The products presented here provide detailed information at the practical scale of the familiar administrative boundaries within which local government officials and other regional stakeholders operate. The products were developed together with farmers and local government representatives. The methodological approach for identifying priority areas involves overlaying environmental and demographic data using standard multi-variate GIS analyses and publicly available datasets. Using industry standard software, publicly available data and straightforward methodological approaches allows for transparency, easy updating, revision, refinement and replication (Bourne et al. 2016). Most data used in the drought resilience priority areas analysis are publicly available at the national level in Australia or for southwest WA and readily applied to all 113 LGAs in the study area. For replication outside of southwest WA, the broad categories of data included under the conceptual framework, for exposure, sensitivity and adaptive capacity, could be used with adjustments to account for location-specific variations in socio-ecological systems, regional priorities and data availability. Additionally, given the large overlap between the identified areas at high risk from drought and low-rainfall zones, it is possible that low rainfall could be used as a proxy to guide decision-making in areas where these analyses cannot be completed (noting that a simplified analysis would lack nuance in terms of adaptive capacity particularly). Future studies could also consider including other more direct measures of drought exposure and sensitivity than the proxy measures used here. Where those data are readily available, they may include measured variation in production or on-farm incomes between drought and non-drought years (e.g.

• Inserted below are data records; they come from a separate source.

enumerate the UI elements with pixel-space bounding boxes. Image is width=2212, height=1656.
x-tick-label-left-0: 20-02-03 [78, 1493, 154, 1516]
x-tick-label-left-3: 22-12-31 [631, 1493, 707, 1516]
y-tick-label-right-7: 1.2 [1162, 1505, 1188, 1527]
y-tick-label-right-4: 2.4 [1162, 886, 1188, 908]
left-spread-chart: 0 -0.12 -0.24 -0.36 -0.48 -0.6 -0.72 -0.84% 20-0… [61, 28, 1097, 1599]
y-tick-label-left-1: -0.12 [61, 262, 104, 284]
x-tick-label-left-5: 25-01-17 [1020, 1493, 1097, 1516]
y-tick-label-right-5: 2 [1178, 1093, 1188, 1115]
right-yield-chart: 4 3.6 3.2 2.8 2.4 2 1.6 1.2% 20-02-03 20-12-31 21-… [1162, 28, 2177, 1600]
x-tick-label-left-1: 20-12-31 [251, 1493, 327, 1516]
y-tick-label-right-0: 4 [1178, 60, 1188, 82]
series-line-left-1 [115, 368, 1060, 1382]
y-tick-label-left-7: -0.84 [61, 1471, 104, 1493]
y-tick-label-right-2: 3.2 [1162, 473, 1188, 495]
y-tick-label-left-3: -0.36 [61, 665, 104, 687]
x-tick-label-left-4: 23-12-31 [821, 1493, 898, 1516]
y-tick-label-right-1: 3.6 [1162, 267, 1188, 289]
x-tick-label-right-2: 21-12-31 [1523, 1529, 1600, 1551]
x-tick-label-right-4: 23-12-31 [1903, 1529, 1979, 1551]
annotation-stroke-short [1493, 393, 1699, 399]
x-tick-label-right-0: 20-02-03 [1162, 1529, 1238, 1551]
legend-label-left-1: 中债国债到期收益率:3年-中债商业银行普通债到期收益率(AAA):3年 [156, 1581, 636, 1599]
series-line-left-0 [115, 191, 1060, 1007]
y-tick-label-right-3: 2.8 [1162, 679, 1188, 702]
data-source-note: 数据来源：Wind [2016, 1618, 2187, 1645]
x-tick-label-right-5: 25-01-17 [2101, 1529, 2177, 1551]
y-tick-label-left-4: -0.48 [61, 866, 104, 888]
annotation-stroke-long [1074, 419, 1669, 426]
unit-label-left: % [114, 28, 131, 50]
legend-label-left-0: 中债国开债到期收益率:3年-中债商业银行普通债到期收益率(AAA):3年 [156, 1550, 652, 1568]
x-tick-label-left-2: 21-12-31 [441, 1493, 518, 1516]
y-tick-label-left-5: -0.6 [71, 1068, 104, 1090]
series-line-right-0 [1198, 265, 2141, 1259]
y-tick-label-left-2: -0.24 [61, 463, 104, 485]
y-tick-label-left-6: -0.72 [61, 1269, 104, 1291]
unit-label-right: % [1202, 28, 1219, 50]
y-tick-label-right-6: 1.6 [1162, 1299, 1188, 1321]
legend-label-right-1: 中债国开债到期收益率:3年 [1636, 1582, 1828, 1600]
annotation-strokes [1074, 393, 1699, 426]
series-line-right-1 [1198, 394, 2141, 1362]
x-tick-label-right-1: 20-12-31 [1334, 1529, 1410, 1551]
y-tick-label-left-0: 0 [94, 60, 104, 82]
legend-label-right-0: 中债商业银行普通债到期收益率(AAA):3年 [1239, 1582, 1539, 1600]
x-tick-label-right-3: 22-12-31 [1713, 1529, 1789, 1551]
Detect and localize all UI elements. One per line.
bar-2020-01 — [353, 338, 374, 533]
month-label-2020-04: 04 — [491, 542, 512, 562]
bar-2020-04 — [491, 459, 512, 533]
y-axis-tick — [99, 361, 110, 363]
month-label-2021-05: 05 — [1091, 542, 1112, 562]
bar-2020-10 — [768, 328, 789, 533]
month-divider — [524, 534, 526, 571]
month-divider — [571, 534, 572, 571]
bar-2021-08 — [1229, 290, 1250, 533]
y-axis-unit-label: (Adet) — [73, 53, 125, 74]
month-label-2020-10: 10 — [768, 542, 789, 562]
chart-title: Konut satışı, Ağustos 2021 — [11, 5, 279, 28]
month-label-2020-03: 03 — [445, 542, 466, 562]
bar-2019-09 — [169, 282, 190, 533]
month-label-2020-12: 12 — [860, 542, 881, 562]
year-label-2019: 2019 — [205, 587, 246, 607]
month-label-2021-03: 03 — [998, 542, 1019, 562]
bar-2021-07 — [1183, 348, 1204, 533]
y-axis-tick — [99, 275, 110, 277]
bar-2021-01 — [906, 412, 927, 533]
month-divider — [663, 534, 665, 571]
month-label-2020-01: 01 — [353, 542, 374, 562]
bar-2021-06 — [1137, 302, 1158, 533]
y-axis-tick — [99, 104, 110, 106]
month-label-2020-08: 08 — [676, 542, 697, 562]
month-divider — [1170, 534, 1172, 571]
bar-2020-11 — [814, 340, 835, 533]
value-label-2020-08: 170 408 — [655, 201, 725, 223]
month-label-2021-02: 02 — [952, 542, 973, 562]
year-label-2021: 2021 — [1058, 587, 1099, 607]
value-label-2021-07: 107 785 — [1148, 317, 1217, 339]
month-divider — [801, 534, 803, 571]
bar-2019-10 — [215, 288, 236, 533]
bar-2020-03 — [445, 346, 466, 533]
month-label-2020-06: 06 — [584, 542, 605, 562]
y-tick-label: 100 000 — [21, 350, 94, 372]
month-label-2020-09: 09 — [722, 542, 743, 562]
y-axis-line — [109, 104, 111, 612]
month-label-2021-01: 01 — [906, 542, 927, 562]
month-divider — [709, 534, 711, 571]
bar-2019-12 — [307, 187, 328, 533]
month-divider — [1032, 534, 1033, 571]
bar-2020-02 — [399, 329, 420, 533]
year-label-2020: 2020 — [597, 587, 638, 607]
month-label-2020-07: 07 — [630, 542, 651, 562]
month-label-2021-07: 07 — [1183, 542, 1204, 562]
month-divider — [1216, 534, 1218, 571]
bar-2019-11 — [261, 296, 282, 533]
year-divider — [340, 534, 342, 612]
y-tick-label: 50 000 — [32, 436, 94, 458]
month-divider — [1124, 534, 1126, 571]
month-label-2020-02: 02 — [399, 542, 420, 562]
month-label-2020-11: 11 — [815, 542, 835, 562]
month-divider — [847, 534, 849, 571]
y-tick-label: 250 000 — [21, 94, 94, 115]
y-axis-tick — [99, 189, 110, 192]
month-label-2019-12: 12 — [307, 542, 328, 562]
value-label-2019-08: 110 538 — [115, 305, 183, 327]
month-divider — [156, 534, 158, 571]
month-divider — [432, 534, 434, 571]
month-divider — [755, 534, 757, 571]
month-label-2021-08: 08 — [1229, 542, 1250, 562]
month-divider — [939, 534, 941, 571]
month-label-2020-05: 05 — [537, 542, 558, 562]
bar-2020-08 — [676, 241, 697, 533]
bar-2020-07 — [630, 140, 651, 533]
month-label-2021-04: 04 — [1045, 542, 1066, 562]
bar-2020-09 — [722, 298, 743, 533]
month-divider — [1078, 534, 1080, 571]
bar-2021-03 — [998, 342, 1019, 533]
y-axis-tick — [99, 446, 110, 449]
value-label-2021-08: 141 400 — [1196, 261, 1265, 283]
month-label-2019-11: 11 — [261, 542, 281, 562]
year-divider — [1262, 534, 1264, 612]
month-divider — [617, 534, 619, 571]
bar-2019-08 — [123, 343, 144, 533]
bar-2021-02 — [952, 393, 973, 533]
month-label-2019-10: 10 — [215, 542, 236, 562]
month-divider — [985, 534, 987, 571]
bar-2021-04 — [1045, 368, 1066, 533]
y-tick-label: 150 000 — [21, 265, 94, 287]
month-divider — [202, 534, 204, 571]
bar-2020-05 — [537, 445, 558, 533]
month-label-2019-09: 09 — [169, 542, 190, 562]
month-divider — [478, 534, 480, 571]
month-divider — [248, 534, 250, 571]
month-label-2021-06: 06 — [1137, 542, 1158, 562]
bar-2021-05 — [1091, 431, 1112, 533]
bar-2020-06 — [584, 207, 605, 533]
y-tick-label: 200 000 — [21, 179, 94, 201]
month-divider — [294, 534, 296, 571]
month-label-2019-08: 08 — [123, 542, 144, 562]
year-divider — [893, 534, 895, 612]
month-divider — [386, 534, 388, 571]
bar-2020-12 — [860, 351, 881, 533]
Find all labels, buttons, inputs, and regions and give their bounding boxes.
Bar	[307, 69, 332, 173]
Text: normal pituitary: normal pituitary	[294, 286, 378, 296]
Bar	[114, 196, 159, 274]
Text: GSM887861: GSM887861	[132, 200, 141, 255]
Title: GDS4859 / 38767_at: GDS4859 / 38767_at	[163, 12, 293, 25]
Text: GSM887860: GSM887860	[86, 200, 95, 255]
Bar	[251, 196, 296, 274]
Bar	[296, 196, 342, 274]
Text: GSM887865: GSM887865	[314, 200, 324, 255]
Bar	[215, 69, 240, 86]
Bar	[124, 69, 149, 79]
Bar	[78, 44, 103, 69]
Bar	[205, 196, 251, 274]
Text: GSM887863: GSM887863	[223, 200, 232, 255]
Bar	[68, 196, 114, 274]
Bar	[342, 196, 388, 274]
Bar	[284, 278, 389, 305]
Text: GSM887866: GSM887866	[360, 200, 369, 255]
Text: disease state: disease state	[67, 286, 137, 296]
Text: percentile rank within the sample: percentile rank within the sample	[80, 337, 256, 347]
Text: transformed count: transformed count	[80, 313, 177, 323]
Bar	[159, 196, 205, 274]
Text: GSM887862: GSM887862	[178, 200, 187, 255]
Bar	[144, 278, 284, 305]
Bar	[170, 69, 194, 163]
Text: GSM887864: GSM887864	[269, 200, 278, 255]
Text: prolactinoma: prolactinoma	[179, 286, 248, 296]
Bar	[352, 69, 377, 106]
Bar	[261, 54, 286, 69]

Hughes et al. 2022b).

5 Conclusion

The complex and multidimensional nature of drought requires the development of an integrated approach that focuses on the governments’ collaboration with different stakeholders (Mukheibir et al. 2013; Azadi et al. 2018). Adopting an integrated approach can improve drought risk management, decrease vulnerability and build resilience (Azadi et al. 2018). As a next step, spatially defined priority areas need to be linked explicitly with clear, site-specific implementation activities. Participatory and stakeholder-engaged local work is needed to identify the specific drought resilience actions to implement, when these are the most appropriate actions and to what extent they can be effective given the actual or potential limits of regional natural and social systems in terms of the extent of drought they can withstand (Jaeger et al. 2019; Vicente-Serrano et al. 2020). While the individual data layers may be useful on their own, the composite drought risk priority areas map should be used as the primary decision support tool from this MCA.